Comme dans une conversation érudite, Ronald Wright déroule les conclusions auxquelles l'amènent ses réflexions, soutenues par sa culture. Le texte est affirmatif, comme à l'oral, et les nombreuses notes et références sont en fin d'ouvrage (je déteste cette manière de faire, on a inventé depuis longtemps les notes de bas de page). Et ce monologue brillant est difficile à prendre en défaut.
On pourra simplement regretter deux choses. D'une part on peut trouver que la théorie est trop monocausale, comme chez Marx et les évolotionnistes. Volonté de faire court ou de rester au niveau fractal le plus haut, je l'ignore. D'autre part il néglige de présenter en détail (juste quelques allusions) les cas de civilisations qui ont réussi à ne pas disparaitre, comme les civilisations chinoises ou japonaises, et les moyens de leur pérennité. Pour cela il faudra lire "Effondrement" de Jared Diamond, je m'y attelle dès que j'ai 5 minutes.
La fin du progrès ?, Ronald Wright

Commentaires

tiberix a dit…
Je viens d'apprendre avec un émerveillement étonné que l'on avait des connaissances sur les Pascuans. Bizarrement je pensais que l'on ne connaissait rien d'eux, si ce n'est leur legs de statues sur un sol vaguement herbeux, brossé d'embruns et embaumant la déjection de mouette.
Je suis encore plus surpris de voir qu'ils peuvent un point de départ pour de la prospective géopolitique. Bien que je comprenne aisément le propos modélisateur, il me semble éminemment fragile.
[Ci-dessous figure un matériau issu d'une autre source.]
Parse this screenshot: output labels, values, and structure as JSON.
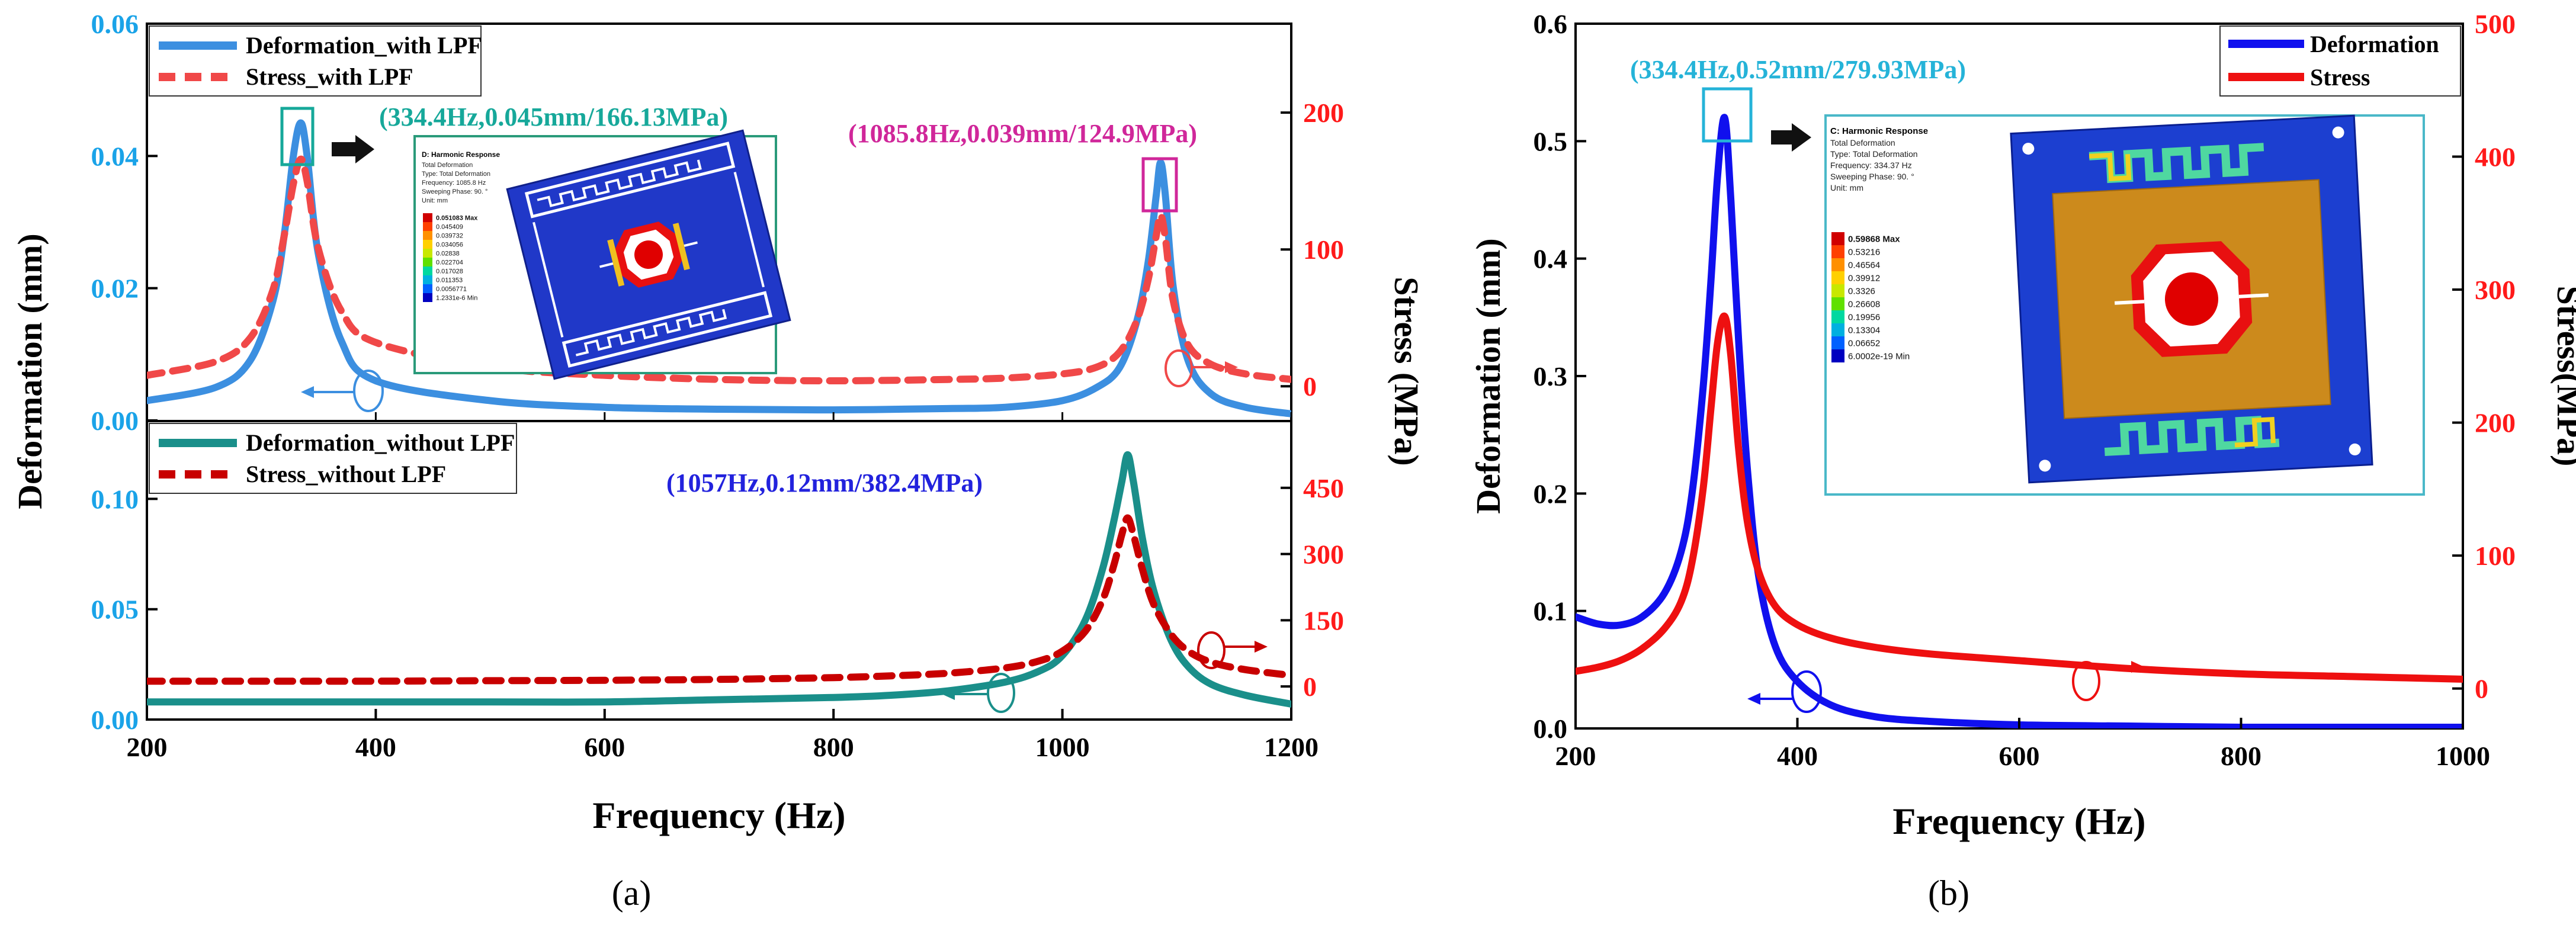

A trop faire le grand écart on se blesse les adducteurs.

En tout cas cela a piqué ma curiosité et j'y jetterais un oeil à l'occasion.
Gromovar a dit…
Il y a pas mal de livres depuis quelques années qui expliquent le mécanisme de stérilisation de l'ile de Paques. Celui qui a ouvert le feu est le "Easter island, Earth island" de Bahn et Flenley qui, à ma connaissance, n'a pas été traduit en français.

Si tu veux du rapide lis le Wright, sinon le Diamond est plus académique.